Matthias Claudius (1740-1815), aus dem "Wandsbeker Boten"

Inhalt

Ein Held in der Buttermilch

Ein Missverständnis am Meer

Irgendwas ist immer

Jack

Morgen ist Schluss

Von den zwölf Arten des Schweigens

Kalender-Geschichte

Nur ein paar Schritte

Spaghetti brechen

Poetry Slam

Der Steuerprüfer

Kaffeeriecher

Sag mal, Digga

Geburtstag vergessen!

Hand in Hand

Heute ist Weltfahrradtag

Anmerkungen

Ein Held in der Buttermilch

In Norddeutschland gibt es eine merkwürdige, heutzutage ziemlich rätselhafte Redewendung, die man als Kind manchmal hört. Auf Hochdeutsch übersetzt heißt sie: „Du bist der Held in der Buttermilch, wenn die Klöße draußen sind.“

Also ein lächerlicher Held, der zwischen allen Stühlen sitzt.

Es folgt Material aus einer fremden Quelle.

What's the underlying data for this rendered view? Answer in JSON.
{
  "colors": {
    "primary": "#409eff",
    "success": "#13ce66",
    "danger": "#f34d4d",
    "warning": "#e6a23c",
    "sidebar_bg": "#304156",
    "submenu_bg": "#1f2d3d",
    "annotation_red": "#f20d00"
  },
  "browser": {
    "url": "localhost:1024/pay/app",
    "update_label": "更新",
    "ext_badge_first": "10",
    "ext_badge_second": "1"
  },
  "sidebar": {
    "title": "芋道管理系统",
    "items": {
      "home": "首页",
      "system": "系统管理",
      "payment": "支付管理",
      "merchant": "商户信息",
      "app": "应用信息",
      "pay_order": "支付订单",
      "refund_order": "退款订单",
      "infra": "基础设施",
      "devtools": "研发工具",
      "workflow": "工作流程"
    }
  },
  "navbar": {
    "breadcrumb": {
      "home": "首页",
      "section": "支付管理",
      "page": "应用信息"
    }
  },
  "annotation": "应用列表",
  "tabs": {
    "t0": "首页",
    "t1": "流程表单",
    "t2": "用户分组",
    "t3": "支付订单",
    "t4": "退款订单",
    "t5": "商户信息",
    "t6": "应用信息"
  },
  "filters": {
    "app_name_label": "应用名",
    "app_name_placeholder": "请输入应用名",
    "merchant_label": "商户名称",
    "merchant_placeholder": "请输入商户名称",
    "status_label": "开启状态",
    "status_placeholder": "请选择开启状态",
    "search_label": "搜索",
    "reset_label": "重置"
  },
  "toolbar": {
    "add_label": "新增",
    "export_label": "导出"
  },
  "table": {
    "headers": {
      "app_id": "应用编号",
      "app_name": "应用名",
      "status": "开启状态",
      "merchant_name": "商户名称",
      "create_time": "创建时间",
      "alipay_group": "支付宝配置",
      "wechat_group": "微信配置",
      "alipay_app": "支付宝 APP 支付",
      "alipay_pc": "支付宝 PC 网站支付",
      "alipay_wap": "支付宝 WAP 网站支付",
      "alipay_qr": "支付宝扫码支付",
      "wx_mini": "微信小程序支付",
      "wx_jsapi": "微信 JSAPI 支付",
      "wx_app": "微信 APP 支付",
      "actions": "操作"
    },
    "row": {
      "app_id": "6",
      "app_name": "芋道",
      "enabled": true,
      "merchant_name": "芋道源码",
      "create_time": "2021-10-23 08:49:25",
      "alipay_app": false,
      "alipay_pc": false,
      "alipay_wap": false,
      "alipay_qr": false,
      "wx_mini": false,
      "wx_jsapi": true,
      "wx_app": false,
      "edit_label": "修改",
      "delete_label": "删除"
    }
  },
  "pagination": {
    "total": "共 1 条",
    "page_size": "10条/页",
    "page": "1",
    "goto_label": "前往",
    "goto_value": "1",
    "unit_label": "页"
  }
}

Einer der größten Kämpfer dieser speziellen Art, den es in unserem kleinen Dorf in Dithmarschen je gegeben hatte, war wohl Leo Detleffsen. Ihm gelang es mit geradezu heldenhafter Anstrengung, sich zwischen wirklich alle Stühle zu setzen.

Leo war von Statur eher klein und schmächtig, aber dabei gar nicht mal so schlecht anzuschauen. Er hatte lebhafte, listige Augen — und immer schwarze Fingernägel, denn er arbeitete seit einigen Monaten als Geselle in der Werkstatt des hiesigen Landmaschinenhändlers. Nun suchte er „eine Frau fürs Leben“. Wie man so sagt. Immer nur für Holstein Kiel oder — wie die meisten anderen im Dorf — für den Heider SV zu schwärmen, reicht ja nicht aus.

Die erste Freundin verließ ihn kurz vor Abschluss der Berufsschule, was wir alle verstanden, denn sie musste nach Husum umziehen. Leo war vorübergehend geknickt, aber im Dorfkrug redeten wir ihm gut zu, dass es ja nur besser werden könne. Mein Freund Thorsten sagte damals zu ihm: „Die einzige Frau, auf die du wirklich hören solltest, ist die Stimme aus dem Navi.“ Und Sebastian zitierte schnell noch den alten Spruch: „Die Frau ist die einzige Beute, die ihrem Jäger auflauert.” Also richtig aufbauende Sachen. Trotzdem brauchte Leo einige Zeit, um wieder auf Touren zu kommen.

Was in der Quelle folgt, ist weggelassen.